L’organisme dévoile un rapport intitulé Bay Street and Tax Havens: Curbing Corporate Canada’s Addiction, qui s’intéresse à l’étendue de l’obsession du milieu des affaires du Canada pour les paradis fiscaux et à des ripostes gouvernementales potentielles.
Selon l’analyse rapportée, seulement quatre des soixante plus grosses sociétés ouvertes qui sont inscrites à la Bourse de Toronto n’auraient aucune filiale dans des paradis fiscaux connus.
Dollars « stationnés » dans des comptes extraterritoriaux
« Les statistiques sur les activités des filiales à l’étranger montrent très peu d’employés. Aux Bermudes, par exemple, une filiale rapporte 30,6 milliards de dollars canadiens mais seulement 35 employés », explique l’auteure du rapport. À son avis, cela démontre que des sociétés écrans existent bel et bien, contrairement à ce que prétendent des entreprises mises sur la défensive.
De plus, l’investissement canadien direct à l’étranger dans des paradis fiscaux connus aurait atteint 284 milliards de dollars en 2016, ce qui représenterait une perte de revenus d’entre 10 et 15 milliards de dollars pour les gouvernements du Canada, et en conséquence moins de services publics ou plus de taxes et d’impôts pour les individus, sans qui les profits des sociétés n’existeraient même pas.
Légal mais illégitime
Selon l’auteure, le problème est que les entreprises qui sont mises sur la défensive ont souvent raison quand elles disent que leur habitude est conforme à la loi. L’Agence canadienne du revenu serait donc pour l’instant impuissante même en haussant ses budgets de conformité.

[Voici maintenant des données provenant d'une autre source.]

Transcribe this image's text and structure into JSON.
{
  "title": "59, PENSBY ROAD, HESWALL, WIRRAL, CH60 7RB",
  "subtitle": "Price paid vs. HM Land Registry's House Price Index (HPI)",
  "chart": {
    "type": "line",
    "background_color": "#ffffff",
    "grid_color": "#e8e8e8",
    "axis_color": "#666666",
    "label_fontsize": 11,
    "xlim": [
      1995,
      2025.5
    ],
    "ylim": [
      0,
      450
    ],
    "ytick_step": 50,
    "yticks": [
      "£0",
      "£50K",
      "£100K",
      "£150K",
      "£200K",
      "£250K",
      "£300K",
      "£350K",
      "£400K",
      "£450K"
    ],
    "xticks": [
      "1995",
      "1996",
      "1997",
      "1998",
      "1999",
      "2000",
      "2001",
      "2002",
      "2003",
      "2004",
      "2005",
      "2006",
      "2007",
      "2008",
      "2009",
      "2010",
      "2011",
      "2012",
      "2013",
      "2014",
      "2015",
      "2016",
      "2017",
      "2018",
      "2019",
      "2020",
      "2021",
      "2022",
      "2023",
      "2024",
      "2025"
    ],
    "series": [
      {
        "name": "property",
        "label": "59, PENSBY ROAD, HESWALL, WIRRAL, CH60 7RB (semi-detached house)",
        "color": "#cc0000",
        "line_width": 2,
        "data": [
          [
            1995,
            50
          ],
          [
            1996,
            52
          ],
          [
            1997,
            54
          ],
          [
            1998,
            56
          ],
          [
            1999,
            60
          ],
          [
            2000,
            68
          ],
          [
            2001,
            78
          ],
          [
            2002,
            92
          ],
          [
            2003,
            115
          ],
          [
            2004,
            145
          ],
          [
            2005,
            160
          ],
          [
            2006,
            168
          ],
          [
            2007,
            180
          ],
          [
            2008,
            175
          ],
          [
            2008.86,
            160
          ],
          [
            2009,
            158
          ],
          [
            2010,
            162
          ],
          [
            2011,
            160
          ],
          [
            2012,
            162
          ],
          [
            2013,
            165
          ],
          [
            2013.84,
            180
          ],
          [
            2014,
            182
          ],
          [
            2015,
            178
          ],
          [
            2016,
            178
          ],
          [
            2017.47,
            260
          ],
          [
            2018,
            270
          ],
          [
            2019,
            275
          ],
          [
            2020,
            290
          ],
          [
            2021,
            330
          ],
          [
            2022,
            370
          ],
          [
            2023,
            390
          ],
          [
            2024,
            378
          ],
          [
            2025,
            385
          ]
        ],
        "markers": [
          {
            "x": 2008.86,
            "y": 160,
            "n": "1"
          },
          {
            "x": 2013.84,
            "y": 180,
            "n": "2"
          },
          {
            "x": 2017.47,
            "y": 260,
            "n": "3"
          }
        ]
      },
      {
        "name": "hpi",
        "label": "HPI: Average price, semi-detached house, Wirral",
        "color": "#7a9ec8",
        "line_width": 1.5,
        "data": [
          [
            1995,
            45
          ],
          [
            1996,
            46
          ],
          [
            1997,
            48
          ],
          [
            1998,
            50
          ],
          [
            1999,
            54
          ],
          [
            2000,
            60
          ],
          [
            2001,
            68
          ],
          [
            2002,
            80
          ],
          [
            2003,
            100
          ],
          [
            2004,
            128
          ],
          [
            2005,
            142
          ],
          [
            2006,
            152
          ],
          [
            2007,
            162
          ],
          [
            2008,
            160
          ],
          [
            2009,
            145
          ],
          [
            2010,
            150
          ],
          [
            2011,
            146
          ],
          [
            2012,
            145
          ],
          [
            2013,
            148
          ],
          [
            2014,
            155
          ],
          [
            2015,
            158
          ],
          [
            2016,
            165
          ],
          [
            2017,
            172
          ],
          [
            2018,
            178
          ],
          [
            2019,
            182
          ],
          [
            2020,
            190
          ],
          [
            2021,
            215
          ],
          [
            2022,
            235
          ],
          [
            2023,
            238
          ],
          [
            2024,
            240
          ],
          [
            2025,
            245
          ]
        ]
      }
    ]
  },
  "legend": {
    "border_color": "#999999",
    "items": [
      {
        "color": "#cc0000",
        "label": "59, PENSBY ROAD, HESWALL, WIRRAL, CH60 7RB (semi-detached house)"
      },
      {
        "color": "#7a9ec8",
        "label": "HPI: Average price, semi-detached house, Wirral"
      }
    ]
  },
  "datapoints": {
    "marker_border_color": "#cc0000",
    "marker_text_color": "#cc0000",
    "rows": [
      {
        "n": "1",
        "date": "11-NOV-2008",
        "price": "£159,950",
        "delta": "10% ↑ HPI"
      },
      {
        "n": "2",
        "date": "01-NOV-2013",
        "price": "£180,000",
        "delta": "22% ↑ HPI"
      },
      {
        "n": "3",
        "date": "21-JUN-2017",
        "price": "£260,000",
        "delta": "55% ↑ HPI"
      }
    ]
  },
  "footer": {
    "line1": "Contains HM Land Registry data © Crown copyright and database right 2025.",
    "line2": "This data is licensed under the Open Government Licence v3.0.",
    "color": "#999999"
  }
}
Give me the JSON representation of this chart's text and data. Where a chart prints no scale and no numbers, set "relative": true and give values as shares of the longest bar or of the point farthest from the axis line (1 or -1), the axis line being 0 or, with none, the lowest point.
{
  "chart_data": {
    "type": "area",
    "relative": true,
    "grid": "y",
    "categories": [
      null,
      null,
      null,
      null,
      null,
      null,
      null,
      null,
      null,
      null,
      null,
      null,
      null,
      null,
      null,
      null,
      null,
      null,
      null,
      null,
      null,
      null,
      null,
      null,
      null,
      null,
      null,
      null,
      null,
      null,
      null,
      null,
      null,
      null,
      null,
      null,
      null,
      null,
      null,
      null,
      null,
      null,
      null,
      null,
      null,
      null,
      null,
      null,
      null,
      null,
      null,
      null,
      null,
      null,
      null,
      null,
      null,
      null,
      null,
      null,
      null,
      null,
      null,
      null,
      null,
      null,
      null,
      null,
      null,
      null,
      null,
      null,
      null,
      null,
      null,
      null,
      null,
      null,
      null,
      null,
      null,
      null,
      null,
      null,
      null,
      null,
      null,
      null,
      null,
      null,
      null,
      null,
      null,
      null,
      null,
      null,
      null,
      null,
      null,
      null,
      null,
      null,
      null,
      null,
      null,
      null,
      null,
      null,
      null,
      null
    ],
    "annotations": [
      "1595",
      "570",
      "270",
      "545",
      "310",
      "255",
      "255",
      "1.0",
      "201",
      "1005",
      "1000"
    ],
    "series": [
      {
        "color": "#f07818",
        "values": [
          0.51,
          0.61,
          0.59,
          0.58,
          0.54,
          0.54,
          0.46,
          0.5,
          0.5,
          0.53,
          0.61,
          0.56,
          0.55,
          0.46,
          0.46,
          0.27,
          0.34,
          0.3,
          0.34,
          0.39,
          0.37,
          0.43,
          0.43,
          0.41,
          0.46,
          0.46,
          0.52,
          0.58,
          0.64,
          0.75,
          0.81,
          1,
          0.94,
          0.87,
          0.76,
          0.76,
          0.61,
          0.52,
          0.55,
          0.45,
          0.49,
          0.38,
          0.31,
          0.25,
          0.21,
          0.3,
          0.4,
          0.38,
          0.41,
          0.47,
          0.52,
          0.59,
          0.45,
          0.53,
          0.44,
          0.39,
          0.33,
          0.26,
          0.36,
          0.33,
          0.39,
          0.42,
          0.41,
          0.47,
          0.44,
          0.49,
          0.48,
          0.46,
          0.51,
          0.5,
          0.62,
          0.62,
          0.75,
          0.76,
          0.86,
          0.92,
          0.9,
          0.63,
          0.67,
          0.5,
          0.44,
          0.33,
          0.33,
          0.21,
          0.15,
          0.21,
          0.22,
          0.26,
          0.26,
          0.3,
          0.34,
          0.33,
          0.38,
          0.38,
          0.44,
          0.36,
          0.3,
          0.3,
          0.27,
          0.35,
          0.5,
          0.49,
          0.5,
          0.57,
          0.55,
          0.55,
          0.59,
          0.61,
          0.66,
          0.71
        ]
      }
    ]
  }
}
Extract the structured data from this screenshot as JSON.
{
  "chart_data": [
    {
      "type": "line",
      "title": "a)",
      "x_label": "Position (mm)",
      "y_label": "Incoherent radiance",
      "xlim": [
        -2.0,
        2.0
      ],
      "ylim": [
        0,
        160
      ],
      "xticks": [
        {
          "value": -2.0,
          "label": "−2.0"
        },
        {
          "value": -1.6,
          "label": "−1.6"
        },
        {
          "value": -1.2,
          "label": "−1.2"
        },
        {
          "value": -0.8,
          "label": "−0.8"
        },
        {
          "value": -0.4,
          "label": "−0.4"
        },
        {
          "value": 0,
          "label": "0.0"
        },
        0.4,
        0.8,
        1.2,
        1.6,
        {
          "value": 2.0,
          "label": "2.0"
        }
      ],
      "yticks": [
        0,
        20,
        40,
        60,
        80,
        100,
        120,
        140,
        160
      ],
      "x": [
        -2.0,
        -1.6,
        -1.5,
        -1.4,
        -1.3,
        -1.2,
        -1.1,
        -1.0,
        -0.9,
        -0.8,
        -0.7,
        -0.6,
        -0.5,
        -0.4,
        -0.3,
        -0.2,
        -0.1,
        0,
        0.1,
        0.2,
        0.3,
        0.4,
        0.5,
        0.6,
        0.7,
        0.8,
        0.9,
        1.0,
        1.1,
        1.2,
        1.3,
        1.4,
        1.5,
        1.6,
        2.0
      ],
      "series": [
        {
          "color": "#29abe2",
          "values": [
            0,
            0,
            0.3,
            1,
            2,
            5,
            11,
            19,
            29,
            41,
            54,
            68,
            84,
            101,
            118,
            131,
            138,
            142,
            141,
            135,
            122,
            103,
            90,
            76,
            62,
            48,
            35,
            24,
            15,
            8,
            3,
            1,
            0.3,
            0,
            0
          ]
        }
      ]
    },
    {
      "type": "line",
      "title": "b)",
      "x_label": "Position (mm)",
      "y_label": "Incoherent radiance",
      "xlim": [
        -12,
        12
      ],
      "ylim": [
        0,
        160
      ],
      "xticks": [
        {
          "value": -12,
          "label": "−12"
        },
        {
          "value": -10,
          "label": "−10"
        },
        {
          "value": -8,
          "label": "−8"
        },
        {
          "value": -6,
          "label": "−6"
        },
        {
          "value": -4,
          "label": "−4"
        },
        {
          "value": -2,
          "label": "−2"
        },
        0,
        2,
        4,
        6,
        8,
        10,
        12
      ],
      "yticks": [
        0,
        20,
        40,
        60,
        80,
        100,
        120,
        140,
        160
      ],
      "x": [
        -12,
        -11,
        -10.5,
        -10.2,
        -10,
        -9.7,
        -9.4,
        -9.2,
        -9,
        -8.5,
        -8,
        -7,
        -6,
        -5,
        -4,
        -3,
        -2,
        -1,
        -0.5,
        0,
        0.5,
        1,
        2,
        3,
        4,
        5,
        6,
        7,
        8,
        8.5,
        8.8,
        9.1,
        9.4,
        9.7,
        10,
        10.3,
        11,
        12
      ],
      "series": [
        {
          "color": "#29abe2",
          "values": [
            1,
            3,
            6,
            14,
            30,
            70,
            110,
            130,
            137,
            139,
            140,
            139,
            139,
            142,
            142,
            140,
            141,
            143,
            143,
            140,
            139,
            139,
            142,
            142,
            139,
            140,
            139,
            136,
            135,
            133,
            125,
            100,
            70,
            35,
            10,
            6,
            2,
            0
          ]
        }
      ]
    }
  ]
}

« Nous avons besoin d’une réforme de la loi relative à l’impôt sur les bénéfices des sociétés qui rendra illégal d’utiliser un paradis fiscal pour évitement ou évasion fiscal », dit-elle.
Le rapport recommande aussi de mettre en oeuvre un test de substance économique pour les filiales extraterritoriales, de plafonner les paiements d’intérêt à des filiales extraterritoriales et de renégocier les traités fiscaux du Canada avec des paradis fiscaux pour s’assurer de l’existence d’un plancher de taxes et impôts payés.